Read paperThis paper argues that Cost of False Trust deserves attention as a core trust primitive in the AI agent economy. We examine the financial and reputational blast radius created when agents appear safer than they are, define confidence-loss ledger as the governing mechanism, and show why organizations optimize for visible model performance while ignoring trust-failure economics. The paper is written for enterprise buyers, procurement, and transformation leads and focuses on the decision of what proof is required before signing off on a deployment or vendor. Our evidence posture is economic analysis of trust failure modes, with emphasis on buyer diligence and proof-pack framing.
The most expensive AI failure is not bad output. It is misplaced confidence. In practice, Cost of False Trust becomes useful only when it produces a reusable buyer evidence pack that serious buyers and builders can inspect instead of merely trusting the platform’s self-description.

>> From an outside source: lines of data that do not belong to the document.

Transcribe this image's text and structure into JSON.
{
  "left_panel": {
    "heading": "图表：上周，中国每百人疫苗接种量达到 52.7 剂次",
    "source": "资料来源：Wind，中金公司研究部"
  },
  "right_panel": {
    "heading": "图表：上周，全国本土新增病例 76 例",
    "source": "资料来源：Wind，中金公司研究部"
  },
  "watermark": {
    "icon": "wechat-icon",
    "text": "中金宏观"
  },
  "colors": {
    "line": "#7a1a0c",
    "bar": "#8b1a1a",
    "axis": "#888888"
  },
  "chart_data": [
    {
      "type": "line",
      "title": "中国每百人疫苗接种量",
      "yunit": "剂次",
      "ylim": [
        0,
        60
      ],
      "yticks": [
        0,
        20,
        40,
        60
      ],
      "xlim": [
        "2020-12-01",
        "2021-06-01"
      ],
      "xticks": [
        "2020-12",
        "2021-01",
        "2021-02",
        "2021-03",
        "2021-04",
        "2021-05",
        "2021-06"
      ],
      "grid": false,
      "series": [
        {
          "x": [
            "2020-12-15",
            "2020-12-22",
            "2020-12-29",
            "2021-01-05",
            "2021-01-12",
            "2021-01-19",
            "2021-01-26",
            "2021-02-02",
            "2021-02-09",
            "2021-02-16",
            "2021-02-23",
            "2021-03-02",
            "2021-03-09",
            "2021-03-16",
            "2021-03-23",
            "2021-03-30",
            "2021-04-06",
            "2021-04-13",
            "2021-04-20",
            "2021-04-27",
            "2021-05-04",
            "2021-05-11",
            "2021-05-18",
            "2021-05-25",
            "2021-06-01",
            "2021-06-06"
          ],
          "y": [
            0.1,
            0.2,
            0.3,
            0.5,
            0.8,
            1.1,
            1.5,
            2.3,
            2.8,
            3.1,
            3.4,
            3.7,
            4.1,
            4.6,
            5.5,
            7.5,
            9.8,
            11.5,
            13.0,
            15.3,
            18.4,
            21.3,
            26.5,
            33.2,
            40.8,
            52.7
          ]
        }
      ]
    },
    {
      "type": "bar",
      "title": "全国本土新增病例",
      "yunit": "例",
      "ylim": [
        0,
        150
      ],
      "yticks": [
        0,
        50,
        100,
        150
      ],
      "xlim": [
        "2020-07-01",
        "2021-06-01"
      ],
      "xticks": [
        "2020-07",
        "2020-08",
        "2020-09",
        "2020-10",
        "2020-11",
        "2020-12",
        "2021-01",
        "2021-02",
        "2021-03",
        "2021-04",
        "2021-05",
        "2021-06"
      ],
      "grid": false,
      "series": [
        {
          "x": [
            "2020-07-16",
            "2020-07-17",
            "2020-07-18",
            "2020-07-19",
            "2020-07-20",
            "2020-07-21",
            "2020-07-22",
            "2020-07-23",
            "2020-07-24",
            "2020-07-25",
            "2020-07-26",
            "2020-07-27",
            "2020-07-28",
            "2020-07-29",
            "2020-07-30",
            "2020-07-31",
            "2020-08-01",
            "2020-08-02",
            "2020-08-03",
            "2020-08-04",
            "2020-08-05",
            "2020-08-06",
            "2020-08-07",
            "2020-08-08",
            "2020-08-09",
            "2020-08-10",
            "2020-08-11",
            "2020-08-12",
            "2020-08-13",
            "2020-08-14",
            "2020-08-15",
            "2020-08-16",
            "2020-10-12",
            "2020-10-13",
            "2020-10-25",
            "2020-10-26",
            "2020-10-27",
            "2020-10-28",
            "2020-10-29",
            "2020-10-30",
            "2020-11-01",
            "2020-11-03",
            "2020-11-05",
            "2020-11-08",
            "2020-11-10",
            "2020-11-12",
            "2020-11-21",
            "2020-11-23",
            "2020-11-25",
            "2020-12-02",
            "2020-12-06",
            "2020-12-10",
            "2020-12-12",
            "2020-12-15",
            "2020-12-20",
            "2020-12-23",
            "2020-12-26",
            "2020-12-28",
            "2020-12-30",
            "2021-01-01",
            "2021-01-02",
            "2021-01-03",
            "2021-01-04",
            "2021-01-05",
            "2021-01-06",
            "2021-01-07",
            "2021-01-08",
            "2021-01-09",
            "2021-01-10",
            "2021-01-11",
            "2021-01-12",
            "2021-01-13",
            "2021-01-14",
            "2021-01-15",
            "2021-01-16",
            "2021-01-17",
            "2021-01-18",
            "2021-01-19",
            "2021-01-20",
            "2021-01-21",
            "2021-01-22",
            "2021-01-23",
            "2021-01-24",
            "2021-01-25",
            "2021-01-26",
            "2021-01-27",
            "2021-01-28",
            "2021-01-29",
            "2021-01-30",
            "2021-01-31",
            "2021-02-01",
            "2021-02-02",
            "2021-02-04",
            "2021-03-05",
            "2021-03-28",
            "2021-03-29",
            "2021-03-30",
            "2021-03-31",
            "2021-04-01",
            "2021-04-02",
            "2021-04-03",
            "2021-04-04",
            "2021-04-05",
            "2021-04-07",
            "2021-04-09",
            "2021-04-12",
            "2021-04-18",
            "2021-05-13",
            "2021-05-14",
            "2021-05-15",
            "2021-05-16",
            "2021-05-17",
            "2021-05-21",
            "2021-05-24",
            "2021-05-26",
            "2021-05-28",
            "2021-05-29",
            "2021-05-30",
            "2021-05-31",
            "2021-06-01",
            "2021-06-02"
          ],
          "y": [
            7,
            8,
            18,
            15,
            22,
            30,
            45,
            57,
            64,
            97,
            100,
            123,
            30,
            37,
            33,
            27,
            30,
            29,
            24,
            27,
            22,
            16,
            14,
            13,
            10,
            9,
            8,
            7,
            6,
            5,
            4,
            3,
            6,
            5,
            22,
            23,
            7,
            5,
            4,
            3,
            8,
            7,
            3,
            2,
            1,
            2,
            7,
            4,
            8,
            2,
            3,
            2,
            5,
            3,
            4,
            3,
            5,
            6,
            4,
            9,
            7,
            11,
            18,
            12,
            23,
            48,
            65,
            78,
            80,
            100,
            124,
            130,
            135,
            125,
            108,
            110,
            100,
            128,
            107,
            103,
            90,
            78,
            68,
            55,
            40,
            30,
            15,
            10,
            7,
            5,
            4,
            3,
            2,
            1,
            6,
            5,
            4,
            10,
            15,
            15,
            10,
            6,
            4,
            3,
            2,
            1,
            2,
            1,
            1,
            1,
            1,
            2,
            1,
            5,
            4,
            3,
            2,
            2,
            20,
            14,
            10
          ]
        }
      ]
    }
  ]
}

Read paperThis paper argues that Skill Supply-Chain Provenance deserves attention as a core trust primitive in the AI agent economy. We examine how to prove that the skills, tools, and extensions inside an agent workflow are what they claim to be, define skill provenance chain as the governing mechanism, and show why malicious or degraded skills inherit trust because their provenance is invisible. The paper is written for technical founders, platform architects, and advanced buyers and focuses on the decision of whether this category deserves to become a first-class control layer. Our evidence posture is supply-chain security and agent-runtime analysis, with emphasis on architecture analysis with ecosystem synthesis.
In agent systems, dependency risk is instruction risk. In practice, Skill Supply-Chain Provenance becomes useful only when it produces a reusable control-layer model that serious buyers and builders can inspect instead of merely trusting the platform’s self-description.
Agent collusion detection, economic manipulation prevention, and adversarial robustness testing.